American born Australian sinologist

Frederick Carl Teiwes (born 1939) is an American-born Australian sinologist. He held a personal chair as professor emeritus in Government and International Relations at Sydney University until his retirement in 2006. He is especially known for his detailed studies, together with Warren Sun, on the history of Chinese Communist Party (CCP) elite politics.

== Biography ==

Teiwes was born in Mt. Vernon, New York on 3 March 1939, and graduated in 1957 from Hastings High School. He graduated from Amherst College in 1961 with a bachelor's degree in European history.

== Career ==

After graduation, Teiwes worked as a journalist at Providence Journal in Westerly, Rhode Island. He then enrolled in graduate school at Columbia University, where he adopted a focus on the politics of China. He worked for a year at Columbia’s Research Institute on Communist Affairs and then lived in Hong Kong, conducting research at the Universities Service Centre for China Studies for his thesis "Rectification campaigns and purges in Communist China, 1950-61". Teiwes received his doctorate in 1971.

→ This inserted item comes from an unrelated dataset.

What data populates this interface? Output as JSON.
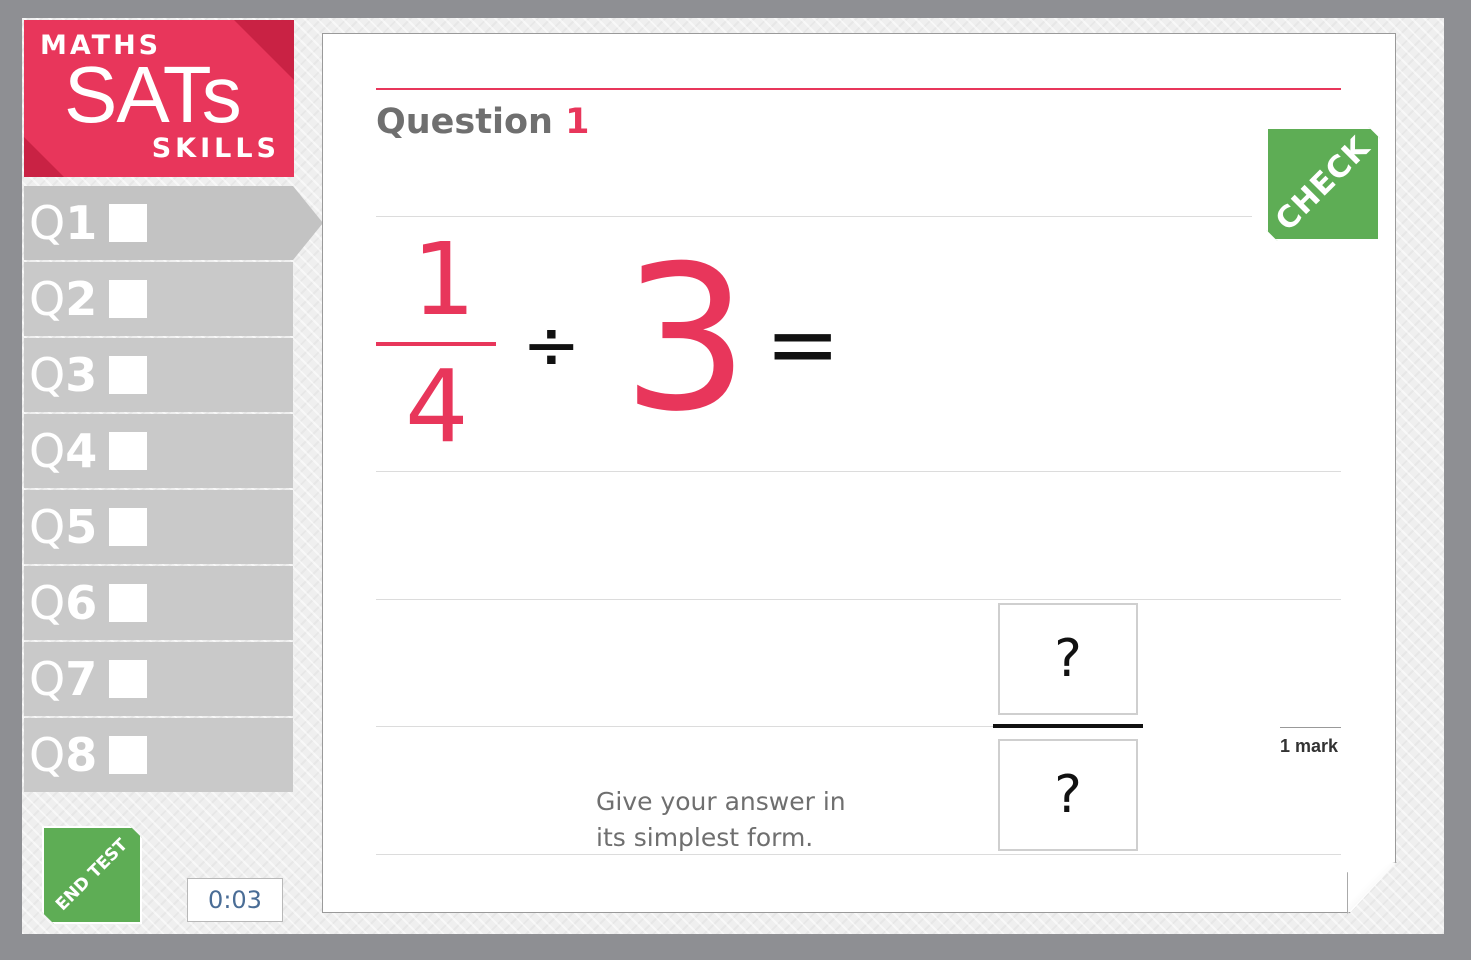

Teiwes taught at Cornell University for three years beginning in 1969. In 1972, he accepted a research appointment at the Australian National University in Canberra. In 1976, he accepted a position at Sydney University, where he remained.

At his retirement dinner, David Shambaugh said Teiwes was considered a giant in his field, stating "His published contributions have been seminal and personal presence considerable…I do not think I know of another researcher in our field with higher evidentiary standards. This professional trait has lodged Fred's studies in the prized 'definitive' category."

In 2013 he shifted the focus of his research to the era of Deng Xiaoping.

== Publications ==

- Teiwes, Frederick C. Leadership, Legitimacy, and Conflict in China: From a Charismatic Mao to the Politics of Succession. Armonk, N.Y.: M.E. Sharpe, 1984.
- Teiwes, F, Politics at Mao’s Court (Armonk, New York: M.E. Sharpe, 1990)
- Teiwes, F, Politics and Purges in China (Armonk, New York: M.E. Sharpe, 1993).
- Teiwes, F, Warren Sun The Tragedy of Lin Biao, Riding the Tiger During the Cultural Revolution (Honolulu: University of Hawaii Press, 1996)
- Teiwes, F, Sun, W. China’s Road to Disaster (Armonk, New York: M.E. Sharpe, 1999)
- Teiwes, F., Sun, W. The End of the Maoist Era: Chinese Politics during the Twilight of the Cultural Revolution, 1972-1976. (Armonk, New York: M.E. Sharpe, 2007).